Aber er hat viel Geduld mit mir. Er nimmt sich Zeit, möchte, dass ich verstehe.
„Für euch zählt nur das Spektakuläre, das Große, das Wunderbare. Krankenheilungen, Dämonenaustreibungen, die Auferstehung – das ist es, was in euren Augen zu einem Gott passt. Du findest es nicht angemessen, dass ich hier auf einem Stein sitze, dass ich abends für meine Freunde koche, dass ich meiner Mutter helfe. Und doch gehört all das zu meiner Mission, ist Teil meiner Bestimmung. Wenn ich später davon sprechen werde, dass der Größte unter euch euer aller Diener sein muss, dann habe ich es mir selbst nicht leicht gemacht. Ich habe es wirklich gelebt. Wenn ich sage, dass ihr euch zuerst im Geringen als treu erweisen müsst, dann weiß ich, wovon ich rede. Wenn ich meinen Jüngern die Füße waschen werde, warum nicht schon jetzt die Füße meines Vaters?“
Ich beginne zu verstehen. Er beeindruckt mich mit seiner Haltung, eigentlich mehr noch als mit seinen Wundertaten.

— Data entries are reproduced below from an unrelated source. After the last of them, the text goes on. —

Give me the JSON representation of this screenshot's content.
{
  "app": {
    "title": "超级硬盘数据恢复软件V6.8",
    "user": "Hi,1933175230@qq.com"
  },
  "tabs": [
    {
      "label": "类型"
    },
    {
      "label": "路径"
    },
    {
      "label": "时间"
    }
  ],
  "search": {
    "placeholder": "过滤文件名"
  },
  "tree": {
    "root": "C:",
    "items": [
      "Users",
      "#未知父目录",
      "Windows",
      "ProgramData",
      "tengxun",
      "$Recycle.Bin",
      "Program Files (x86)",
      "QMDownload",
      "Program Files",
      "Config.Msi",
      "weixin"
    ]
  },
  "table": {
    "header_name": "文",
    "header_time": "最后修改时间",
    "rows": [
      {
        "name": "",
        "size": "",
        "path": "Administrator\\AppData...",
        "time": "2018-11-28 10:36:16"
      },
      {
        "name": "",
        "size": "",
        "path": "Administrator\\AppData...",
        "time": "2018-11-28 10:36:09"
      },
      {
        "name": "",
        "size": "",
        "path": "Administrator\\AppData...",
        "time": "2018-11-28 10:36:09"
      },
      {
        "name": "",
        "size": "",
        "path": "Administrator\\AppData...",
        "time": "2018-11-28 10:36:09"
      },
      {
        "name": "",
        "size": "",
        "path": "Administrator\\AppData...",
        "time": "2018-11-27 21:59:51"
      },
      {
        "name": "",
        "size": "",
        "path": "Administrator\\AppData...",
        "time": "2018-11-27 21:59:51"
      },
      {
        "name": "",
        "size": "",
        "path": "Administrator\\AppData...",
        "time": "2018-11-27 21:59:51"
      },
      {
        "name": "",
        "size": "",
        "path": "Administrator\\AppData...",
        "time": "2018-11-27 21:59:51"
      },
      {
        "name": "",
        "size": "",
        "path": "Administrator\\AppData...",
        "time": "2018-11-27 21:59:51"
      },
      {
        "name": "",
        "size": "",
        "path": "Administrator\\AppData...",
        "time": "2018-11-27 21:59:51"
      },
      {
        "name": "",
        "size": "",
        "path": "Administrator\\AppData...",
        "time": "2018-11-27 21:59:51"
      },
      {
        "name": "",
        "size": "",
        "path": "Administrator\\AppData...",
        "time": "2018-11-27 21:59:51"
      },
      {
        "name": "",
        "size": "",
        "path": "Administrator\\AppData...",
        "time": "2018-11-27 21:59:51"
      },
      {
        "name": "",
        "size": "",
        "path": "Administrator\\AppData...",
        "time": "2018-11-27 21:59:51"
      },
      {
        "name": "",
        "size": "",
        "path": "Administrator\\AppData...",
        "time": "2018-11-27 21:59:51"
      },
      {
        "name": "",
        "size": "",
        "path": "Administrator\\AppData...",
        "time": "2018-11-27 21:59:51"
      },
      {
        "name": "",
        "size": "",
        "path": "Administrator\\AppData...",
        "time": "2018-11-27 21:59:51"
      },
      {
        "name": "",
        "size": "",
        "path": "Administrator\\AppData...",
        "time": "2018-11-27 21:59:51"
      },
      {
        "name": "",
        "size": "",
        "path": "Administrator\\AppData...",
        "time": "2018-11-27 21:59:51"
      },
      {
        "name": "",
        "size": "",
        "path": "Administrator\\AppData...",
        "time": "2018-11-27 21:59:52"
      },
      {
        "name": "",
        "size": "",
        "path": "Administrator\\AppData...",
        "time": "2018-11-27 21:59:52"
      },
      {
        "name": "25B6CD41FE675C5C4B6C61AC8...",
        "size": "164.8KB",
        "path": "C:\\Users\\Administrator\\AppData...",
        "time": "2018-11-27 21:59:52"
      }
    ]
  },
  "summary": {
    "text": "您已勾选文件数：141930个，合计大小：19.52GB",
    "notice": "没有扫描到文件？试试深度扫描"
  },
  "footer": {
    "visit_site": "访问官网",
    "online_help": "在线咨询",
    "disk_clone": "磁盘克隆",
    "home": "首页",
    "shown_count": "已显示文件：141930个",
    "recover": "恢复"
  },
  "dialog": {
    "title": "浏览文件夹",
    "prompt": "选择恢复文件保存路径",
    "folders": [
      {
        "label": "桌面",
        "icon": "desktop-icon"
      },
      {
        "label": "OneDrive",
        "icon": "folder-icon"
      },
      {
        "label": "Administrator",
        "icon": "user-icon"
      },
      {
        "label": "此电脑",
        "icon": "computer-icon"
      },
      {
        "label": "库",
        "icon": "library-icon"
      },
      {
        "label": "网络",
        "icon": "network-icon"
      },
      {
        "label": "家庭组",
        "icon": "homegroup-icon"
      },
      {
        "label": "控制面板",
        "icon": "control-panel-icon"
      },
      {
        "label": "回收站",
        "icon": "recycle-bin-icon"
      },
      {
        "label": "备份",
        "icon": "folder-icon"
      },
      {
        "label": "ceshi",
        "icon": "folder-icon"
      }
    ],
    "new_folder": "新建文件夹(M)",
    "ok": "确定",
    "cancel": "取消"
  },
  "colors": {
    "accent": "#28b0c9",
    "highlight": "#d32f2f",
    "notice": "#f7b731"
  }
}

„Außerdem“, fährt Jesus fort „ist mir aufgefallen, dass ihr gern zwischen ‚Heiligem‘ und ‚Alltäglichem‘ trennt. Die Schrift zu rezitieren, ist etwas ‚heiliges‘, während ihr es als ‚profan‘ abtun würdet, die Wäsche zu waschen oder ein Kind zu stillen.“ Ich nicke, aber er redet schon weiter: „Dabei dreht sich ‚Heiligkeit‘ oder ‚Heiligung‘ nicht darum, sich abzusondern oder bestimmte religiöse Handlungen zu vollziehen. Vielmehr ist Heiligkeit ein Beziehungsbegriff: Es geht um die Beziehung zu mir, darum, mir nachzufolgen und in enger Verbindung mit mir zu leben.“
Ich spinne seine Gedankenfäden weiter: Dann kann auch mein Alltagstrott „heilig“ sein, das unliebsame Kloputzen, der nie endende Kampf gegen den Staub, das Trösten eines weinenden Kindes in der Nacht. Wenn ich es in Beziehung zu Jesus setze, es aus Liebe zu ihm tue, seinem Beispiel nacheifere – dann bin ich ganz in meiner Bestimmung. Der Alltag, mein Alltag ist heilig, weil Jesus ihn geheiligt hat.
Er lächelt, als er meine leuchtenden Augen sieht.
Dann erhebt er sich von seinem Stein.
„Es gibt noch viel zu tun auf Levis Baustelle“, sagt er und tritt ins gleißende Sonnenlicht.